Water, water, everywhere — but only if they ask.
That's the new policy for Tampa Bay eateries, says the board of the Southwest Florida Water Management District, which voted this week to ask restaurant owners to only serve guests water on request.
The policy wouldn't take effect for a couple weeks, but as the area enters a dry spell, local restaurateurs disagree on what effect the drought-driven measure will have on business. Some say it could rock the boat of consumer-expected service. Other say it's a wash.
"It's kind of like a staple. You go to a restaurant and you automatically get water," said Paul Bonanno, the head chef of Italian restaurant Bernini of Ybor. "It's just part of good service."
Bonanno said he and others at his restaurant had heard rumors of the changes. His take? Good for business, bad for consumers.
"It will force people to spend more money on drinks, and with what's going on right now that's kind of a bad thing," he said. "Seriously, they're cutting down on water now? What's next?"
Other local managers said the water policy would bring its own benefits.
"As a guest, if you want water you'll get water, so that won't change," said Tom Heyder, the kitchen manager of Tampa tropical restaurant Bahama Breeze. "In reality I think it's a good thing. It helps to reduce waste and reduces a step from the service standpoint."
Carson Kohlmetz, the general manager of a Village Inn in Carrollwood, said his restaurant could experience a boom in other beverages.
"We would rather sell you a coffee or orange juice than a water," Kohlmetz said with a laugh.
Katherine Hill, the manager of the Hooters restaurant on Hillsborough Avenue, said the new rule won't change much. Beer and bottled water are big sellers already.
"We're a full liquor bar. We have beer. That's generally what people come in here for," she said.

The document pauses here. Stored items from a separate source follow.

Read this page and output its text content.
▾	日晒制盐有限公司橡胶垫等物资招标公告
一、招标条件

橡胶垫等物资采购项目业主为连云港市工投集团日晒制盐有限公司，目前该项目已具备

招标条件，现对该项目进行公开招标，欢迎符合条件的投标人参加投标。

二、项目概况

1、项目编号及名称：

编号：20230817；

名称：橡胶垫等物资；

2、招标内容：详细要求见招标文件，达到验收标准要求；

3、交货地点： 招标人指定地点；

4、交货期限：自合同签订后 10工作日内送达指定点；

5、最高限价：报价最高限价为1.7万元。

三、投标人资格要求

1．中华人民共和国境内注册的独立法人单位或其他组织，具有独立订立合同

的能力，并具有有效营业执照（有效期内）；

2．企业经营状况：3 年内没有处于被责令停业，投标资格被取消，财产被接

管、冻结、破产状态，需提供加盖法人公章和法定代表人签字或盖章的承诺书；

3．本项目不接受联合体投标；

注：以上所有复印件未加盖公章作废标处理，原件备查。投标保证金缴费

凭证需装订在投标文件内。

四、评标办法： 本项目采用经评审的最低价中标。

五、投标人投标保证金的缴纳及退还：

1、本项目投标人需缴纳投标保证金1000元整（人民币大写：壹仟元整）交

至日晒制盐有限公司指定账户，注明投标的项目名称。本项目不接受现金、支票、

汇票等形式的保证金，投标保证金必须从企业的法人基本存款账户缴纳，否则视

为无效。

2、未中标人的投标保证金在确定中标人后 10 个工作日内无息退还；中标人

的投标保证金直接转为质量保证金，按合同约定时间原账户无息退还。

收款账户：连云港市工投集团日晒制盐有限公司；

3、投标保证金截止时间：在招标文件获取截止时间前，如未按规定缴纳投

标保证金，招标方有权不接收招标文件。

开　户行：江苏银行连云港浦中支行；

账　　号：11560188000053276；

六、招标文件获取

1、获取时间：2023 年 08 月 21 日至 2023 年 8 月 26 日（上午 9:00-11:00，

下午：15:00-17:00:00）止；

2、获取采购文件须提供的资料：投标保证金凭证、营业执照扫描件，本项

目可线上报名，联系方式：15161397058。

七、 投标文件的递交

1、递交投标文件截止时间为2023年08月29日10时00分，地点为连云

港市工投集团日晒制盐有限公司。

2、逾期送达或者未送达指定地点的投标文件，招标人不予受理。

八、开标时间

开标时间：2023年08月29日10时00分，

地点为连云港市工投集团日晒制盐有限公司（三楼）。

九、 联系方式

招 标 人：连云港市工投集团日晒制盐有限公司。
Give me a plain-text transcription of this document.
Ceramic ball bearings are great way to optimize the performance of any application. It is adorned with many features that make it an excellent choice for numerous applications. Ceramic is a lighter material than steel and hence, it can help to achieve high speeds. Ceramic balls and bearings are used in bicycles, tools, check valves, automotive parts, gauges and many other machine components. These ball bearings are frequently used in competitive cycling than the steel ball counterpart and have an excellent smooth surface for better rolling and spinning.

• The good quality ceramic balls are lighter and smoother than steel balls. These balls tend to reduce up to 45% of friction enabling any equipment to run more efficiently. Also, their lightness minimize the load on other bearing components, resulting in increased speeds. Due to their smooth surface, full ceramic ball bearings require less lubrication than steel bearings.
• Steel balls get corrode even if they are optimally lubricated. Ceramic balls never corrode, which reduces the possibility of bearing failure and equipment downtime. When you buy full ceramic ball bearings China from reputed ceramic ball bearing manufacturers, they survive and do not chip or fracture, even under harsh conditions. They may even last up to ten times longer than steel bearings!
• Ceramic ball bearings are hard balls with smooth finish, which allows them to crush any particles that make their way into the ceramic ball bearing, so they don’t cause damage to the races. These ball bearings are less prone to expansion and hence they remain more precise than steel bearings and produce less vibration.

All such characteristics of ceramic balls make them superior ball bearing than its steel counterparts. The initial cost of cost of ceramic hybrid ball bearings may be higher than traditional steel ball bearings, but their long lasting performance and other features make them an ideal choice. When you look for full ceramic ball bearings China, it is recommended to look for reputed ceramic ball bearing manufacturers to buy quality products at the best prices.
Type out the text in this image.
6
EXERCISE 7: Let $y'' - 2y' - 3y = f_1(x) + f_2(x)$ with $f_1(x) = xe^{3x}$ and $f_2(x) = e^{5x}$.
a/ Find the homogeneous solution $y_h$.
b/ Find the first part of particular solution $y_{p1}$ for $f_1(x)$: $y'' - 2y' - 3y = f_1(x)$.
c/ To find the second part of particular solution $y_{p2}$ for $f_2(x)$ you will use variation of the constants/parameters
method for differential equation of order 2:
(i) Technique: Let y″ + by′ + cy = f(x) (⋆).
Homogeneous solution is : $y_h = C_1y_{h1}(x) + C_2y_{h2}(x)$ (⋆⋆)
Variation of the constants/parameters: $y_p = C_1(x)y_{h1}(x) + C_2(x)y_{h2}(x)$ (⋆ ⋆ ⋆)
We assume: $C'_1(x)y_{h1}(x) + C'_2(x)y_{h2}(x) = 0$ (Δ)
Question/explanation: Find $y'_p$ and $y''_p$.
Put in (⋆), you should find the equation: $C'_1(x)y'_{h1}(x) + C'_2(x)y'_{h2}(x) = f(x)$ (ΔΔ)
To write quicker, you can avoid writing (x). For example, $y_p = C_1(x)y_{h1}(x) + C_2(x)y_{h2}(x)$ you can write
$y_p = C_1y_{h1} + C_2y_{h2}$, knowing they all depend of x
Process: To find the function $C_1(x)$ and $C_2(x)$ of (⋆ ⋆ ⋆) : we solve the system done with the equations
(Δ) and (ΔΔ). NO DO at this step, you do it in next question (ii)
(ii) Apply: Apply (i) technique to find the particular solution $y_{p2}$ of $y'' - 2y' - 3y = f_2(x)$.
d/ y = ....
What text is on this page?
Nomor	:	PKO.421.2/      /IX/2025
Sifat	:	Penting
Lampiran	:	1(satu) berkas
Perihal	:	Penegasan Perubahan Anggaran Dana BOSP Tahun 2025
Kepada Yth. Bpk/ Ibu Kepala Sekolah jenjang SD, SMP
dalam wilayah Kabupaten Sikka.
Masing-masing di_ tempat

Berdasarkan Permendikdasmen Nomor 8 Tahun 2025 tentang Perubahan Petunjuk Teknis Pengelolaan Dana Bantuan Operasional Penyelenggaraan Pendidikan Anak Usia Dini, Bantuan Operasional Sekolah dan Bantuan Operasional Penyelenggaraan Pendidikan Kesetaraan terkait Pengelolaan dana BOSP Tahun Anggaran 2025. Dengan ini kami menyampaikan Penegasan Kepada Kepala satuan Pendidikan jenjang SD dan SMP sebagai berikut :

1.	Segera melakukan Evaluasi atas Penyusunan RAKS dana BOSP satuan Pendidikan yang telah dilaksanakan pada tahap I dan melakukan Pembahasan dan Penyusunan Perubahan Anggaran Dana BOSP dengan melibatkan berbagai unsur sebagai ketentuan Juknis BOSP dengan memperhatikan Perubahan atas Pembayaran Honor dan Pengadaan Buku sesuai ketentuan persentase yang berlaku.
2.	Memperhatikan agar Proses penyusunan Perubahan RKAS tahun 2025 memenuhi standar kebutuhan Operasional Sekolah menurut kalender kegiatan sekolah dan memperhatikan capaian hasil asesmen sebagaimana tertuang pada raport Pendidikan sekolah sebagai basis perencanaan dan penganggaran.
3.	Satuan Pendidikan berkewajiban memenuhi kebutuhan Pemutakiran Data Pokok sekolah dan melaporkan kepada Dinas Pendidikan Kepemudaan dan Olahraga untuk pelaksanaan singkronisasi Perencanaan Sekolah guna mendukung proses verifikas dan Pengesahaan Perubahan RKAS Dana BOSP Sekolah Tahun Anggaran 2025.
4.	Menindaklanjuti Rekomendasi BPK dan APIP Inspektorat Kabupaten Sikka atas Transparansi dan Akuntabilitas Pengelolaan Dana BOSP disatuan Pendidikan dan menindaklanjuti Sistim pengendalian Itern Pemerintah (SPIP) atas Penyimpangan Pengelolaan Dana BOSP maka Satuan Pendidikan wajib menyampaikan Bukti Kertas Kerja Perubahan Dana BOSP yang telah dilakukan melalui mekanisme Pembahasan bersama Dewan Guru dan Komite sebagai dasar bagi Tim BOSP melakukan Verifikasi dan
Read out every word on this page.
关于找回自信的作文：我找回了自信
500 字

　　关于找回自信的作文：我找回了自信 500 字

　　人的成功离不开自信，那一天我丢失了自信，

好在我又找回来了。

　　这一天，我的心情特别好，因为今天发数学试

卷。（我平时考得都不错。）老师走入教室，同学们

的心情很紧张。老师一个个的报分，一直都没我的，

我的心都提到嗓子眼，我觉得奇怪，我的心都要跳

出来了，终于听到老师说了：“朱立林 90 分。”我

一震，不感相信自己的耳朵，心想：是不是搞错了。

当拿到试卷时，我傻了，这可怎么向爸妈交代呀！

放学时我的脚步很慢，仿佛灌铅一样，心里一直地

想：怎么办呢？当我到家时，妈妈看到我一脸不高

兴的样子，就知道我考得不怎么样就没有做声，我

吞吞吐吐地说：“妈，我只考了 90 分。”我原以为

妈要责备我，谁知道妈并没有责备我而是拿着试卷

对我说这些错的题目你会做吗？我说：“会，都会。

Many restaurants said the notion of serving water only upon request is already standard practice.
"For years we'd automatically put water and lemon in front of people, but so many people don't use it," said Linda James, a dining room manager at Fourth Street Shrimp Store in St. Petersburg. "It just got to be a common sense thing."
James, who said employees stopped the longtime practice several months ago, said giving out only requested water has cut down on waste and made more sense from a business standpoint.
"We just realized it was a good idea," she said. "Just one of the little things you can do to cut costs."
Robyn Felix, spokeswoman for the water management district, said the agency launched a voluntary conservation program for restaurants last May.
The program, which primarily encourages restaurants to only serve requested water, also suggests restaurants replace spray valves and install low volume faucets and toilets.
About 100 restaurants are already enrolled. Restaurants get free materials to educate their employees and display to customers.
It is unclear exactly how much water will be saved if all restaurants abide by the new rules, which will be in place until June 30.
But for every glass of water taken to a table, two are used to wash out the dish later.
"Are we going to save a billion gallons? Probably not," Felix said. "But it's also a great educational tool."